- Growth Forecast: Dhanuka Agritech expects low double-digit growth for Q2 FY25 despite challenges from adverse weather conditions, which have affected pesticide application and sales.
- Full-Year Guidance: The company maintains its full-year growth guidance of 18-20% but anticipates a slight decrease in EBITDA margins for FY25.
- Share Buyback: Dhanuka Agritech has announced a ₹100 crore share buyback program at ₹2,000 per share, starting August 22, likely to be the last before new tax regulations in October.
- Financial Stability and Future Investments: With over ₹250 crore in cash, the company is well-capitalized and plans no immediate fundraising. Future investments, particularly in the Dahej plant, may hinge on a partnership with a Japanese company, with the plant expected to break even by FY27.
Dhanuka Agritech forecasts a low double-digit growth for the second quarter of FY25, despite facing adverse weather conditions.
Continuous rains and floods have hindered farmers’ ability to apply pesticides, impacting sales in August. Chairman Mahendra Kumar Dhanuka expressed hope for improved weather conditions to meet growth targets by the end of September.

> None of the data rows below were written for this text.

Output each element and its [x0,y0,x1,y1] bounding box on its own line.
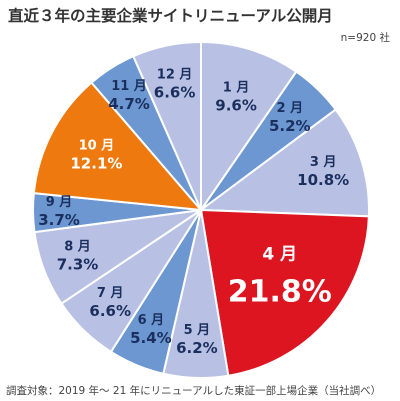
pie-labels: 1 月9.6% 2 月5.2% 3 月10.8% 4 月 21.8% 5 月6.2% 6 月… [38,68,349,357]
pie-slices [32,40,370,379]
pie-slice-10 [32,81,204,212]
slice-value-label-12: 6.6% [154,84,196,102]
footnote: 調査対象：2019 年～ 21 年にリニューアルした東証一部上場企業（当社調べ） [6,385,382,397]
sample-size-label: n=920 社 [340,32,390,44]
slice-value-label-1: 9.6% [215,96,257,114]
slice-value-label-9: 3.7% [38,211,80,229]
slice-month-label-9: 9 月 [46,195,73,210]
slice-value-label-8: 7.3% [57,256,99,274]
pie-slice-4 [199,208,370,377]
slice-month-label-12: 12 月 [157,68,193,83]
slice-month-label-2: 2 月 [277,101,304,116]
pie-slice-1 [200,40,298,214]
slice-value-label-7: 6.6% [89,302,131,320]
slice-value-label-11: 4.7% [108,95,150,113]
slice-value-label-3: 10.8% [297,171,349,189]
slice-month-label-7: 7 月 [97,286,124,301]
slice-month-label-1: 1 月 [223,80,250,95]
slice-value-label-6: 5.4% [130,329,172,347]
slice-month-label-11: 11 月 [111,79,147,94]
slice-value-label-2: 5.2% [269,117,311,135]
slice-value-label-5: 6.2% [176,339,218,357]
pie-slice-3 [198,108,370,218]
slice-value-label-10: 12.1% [70,154,122,172]
chart-title: 直近３年の主要企業サイトリニューアル公開月 [8,7,333,25]
slice-month-label-4: 4 月 [262,244,297,264]
slice-month-label-10: 10 月 [79,138,115,153]
slice-month-label-6: 6 月 [138,313,165,328]
slice-value-label-4: 21.8% [228,274,332,309]
pie-slice-12 [131,40,202,211]
slice-month-label-3: 3 月 [310,155,337,170]
slice-month-label-5: 5 月 [184,323,211,338]
slice-month-label-8: 8 月 [64,240,91,255]
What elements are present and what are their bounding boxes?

The company has maintained its full-year growth guidance of 18-20% but expects a slight decline in EBITDA margins for FY25.
Additionally, Dhanuka Agritech has launched a ₹100 crore share buyback program at ₹2,000 per share, set to open on August 22. This buyback, approved on August 2, is anticipated to be the last before new tax regulations take effect in October.
With over ₹250 crore in cash, the company is well-capitalized and has no immediate fundraising plans.
Future investments, particularly in the Dahej plant, may depend on a potential partnership with a Japanese company. The Dahej plant is projected to break even by FY27.